In a New York Times op-ed, retired FBI special agent Katherine Schweit asked why police waited more than an hour to confront and kill the gunman, who shot 19 children and 2 teachers.
“Why did the police leadership make this call?” Schweit wrote.
“Current protocol and best practices indicate that officers should constantly pursue their efforts to neutralize a shooter when a shooting is in progress,” Schweit said. “That’s true even if only one officer is present. That’s definitely the right approach.”
The FBI protocol serves as a model for police departments across the United States.
Schweit’s comments came as the Uvalde Police Department came under intense scrutiny for its response to one of the worst mass shootings in US history.
The Department of Justice has launched an investigation into the response, and in particular why it took 78 minutes for law enforcement to enter the classroom where the shooter had locked himself.
As police waited outside the school, they arrested desperate parents trying to enter the building and rescue their children.
The director of the Texas Department of Public Safety said Friday that the decision to wait 78 minutes before confronting the shooter “was the wrong decision. Period.”
Schweit then asked if active shooter training could be integrated more tightly into officers’ routines to build readiness. She suggested schools call on children to run from active shooters instead of hiding.

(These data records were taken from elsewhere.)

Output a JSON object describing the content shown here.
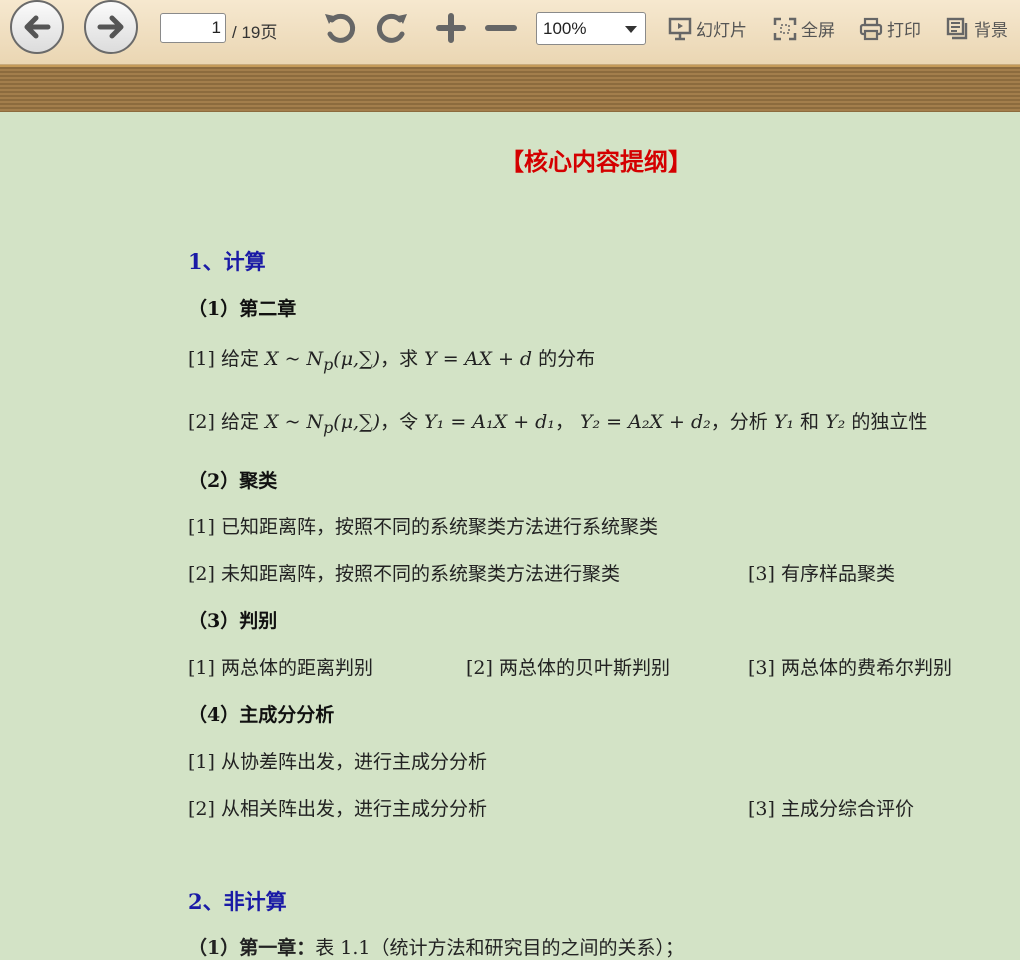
{
  "toolbar": {
    "page_current": "1",
    "page_total": "/ 19页",
    "zoom": "100%",
    "slideshow": "幻灯片",
    "fullscreen": "全屏",
    "print": "打印",
    "background": "背景"
  },
  "doc": {
    "title": "【核心内容提纲】",
    "s1": "1、计算",
    "s1_1": "（1）第二章",
    "s1_1_a_pre": "[1]  给定 ",
    "s1_1_a_math": "X ~ N",
    "s1_1_a_sub": "p",
    "s1_1_a_math2": "(μ,∑)",
    "s1_1_a_mid": "，求 ",
    "s1_1_a_math3": "Y = AX + d",
    "s1_1_a_post": " 的分布",
    "s1_1_b_pre": "[2]  给定 ",
    "s1_1_b_math": "X ~ N",
    "s1_1_b_sub": "p",
    "s1_1_b_math2": "(μ,∑)",
    "s1_1_b_mid": "，令 ",
    "s1_1_b_eq1": "Y₁ = A₁X + d₁",
    "s1_1_b_sep": "，  ",
    "s1_1_b_eq2": "Y₂ = A₂X + d₂",
    "s1_1_b_mid2": "，分析 ",
    "s1_1_b_y1": "Y₁",
    "s1_1_b_and": " 和 ",
    "s1_1_b_y2": "Y₂",
    "s1_1_b_post": " 的独立性",
    "s1_2": "（2）聚类",
    "s1_2_a": "[1]  已知距离阵，按照不同的系统聚类方法进行系统聚类",
    "s1_2_b": "[2]  未知距离阵，按照不同的系统聚类方法进行聚类",
    "s1_2_c": "[3]  有序样品聚类",
    "s1_3": "（3）判别",
    "s1_3_a": "[1]  两总体的距离判别",
    "s1_3_b": "[2]  两总体的贝叶斯判别",
    "s1_3_c": "[3]  两总体的费希尔判别",
    "s1_4": "（4）主成分分析",
    "s1_4_a": "[1]  从协差阵出发，进行主成分分析",
    "s1_4_b": "[2]  从相关阵出发，进行主成分分析",
    "s1_4_c": "[3]  主成分综合评价",
    "s2": "2、非计算",
    "s2_1_bold": "（1）第一章：",
    "s2_1_rest": "表 1.1（统计方法和研究目的之间的关系）；"
  }
}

“I still have nightmares about the details of the school shootings where survivors told me they huddled under their desks, hoping against all logic that the shooter wouldn’t see them. It’s hard to shake off images of the bodies of the victims found huddled under plastic tables, behind sheet partitions, or together in a group against a wall,” Schweit writes.
She said the poor response to Uvalde shook her faith in the part of the mass shooting outbreak in the United States that authorities were getting right.
“We don’t prevent shootings,” she wrote.
“Maybe, I thought, we were doing better to respond to the attacks as they unfolded. But if the 78 minutes Uvalde police waited before confronting the shooter at Robb Elementary is a indication, the answer is: we are not.”